И так как рабы, казалось, не решались, он закричал, из последних сил, но страшным голосом:

— Задушите его или я прикажу всех вас распять, клянусь факелами и змеями Эринний!

Рабы бросились на несчастного, повалили на пол, стали бить его и топтать, а Сулла, продолжая метаться и беситься, подобно дикому зверю, почуявшему кровь, все кричал.

— Вот так! Сильней!.. Бейте!.. Топчите!.. Душите этого негодяя!.. Душите его, душите!.. Ради всех богов ада, душите его!..

Граний, избиваемый четырьмя рабами, которые были сильнее его, пытался защищаться, нанося нападающим сильные удары.

Рабы, сперва пассивно повинуясь, били свою жертву почти без усилий, но когда Граний стал бить их, рассвирепели и стиснули его так, что он не мог уже пошевельнуться; тогда один из них сдавил ему горло обеими руками и, упершись изо всех сил коленями в его грудь, задушил в несколько секунд.

А Сулла, с глазами, почти вылезшими из орбит, с пеной на губах, весь отдавшийся зрелищу избиения, упивался им с жестоким сладострастием дикого зверя, восклицая слабевшим голосом:

— Так.., так!.. Сильнее.., дави.., души!

Но в тот момент, когда Граний испускал дух, Сулла сам, истощенный усилиями, криками и приступом своей бешеной лихорадки, упал навзничь в бассейн и прохрипел голосом таким слабым, какого никогда у него не слыхали:

— На помощь.., умираю!., на помощь!..

Лицо бывшего диктатора помертвело, веки закрылись, стиснутые зубы скрипели, губы судорожно искривились.

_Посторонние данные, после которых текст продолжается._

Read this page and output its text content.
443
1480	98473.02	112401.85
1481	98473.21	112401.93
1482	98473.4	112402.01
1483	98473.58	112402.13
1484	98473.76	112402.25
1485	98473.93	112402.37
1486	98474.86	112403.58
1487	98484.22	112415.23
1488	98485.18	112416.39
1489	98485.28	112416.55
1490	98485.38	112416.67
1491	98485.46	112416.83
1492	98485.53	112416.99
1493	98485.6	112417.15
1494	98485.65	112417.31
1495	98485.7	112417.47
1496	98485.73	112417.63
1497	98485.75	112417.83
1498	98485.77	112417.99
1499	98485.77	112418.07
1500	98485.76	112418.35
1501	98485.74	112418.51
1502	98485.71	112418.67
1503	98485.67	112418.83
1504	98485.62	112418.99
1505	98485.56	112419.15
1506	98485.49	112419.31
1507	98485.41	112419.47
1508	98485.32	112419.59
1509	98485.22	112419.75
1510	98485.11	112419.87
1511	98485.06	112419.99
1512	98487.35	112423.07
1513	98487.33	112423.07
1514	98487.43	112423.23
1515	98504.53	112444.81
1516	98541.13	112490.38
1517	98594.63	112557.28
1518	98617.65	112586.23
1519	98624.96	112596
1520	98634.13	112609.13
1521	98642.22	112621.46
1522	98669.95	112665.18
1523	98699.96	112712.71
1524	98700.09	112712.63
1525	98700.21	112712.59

В то время как Хризогон и остальные рабы хлопотали возле Суллы, стараясь привести его в чувство, внезапная судорога потрясла его тело, на чего напал приступ сильнейшего кашля, и, немного спустя, извергая огромное количество крови, издавая глухие стоны и не открывая глаз, он умер.

Так закончил жизнь в шестьдесят лет этот человек, столь же великий, сколь и коварный; его огромный талант и величие души были подавлены его жестокостью и сладострастием. Он совершал великие дела, но навлек на свое отечество много несчастий, и прославленный, как великий вождь, он оставил в истории по себе память как о худшем гражданине; поэтому изучая все совершенное им в жизни, трудно решить, чего в нем было больше — мужества и энергии или коварства и притворства.

Потому-то консул Кней Папирий Карбон, из партии Мария, долгое время, сражавшийся против Суллы, обыкновенно, говорил, что когда он боролся против льва и лисицы, живших в душе Суллы, лисица доставляла ему больше затруднений.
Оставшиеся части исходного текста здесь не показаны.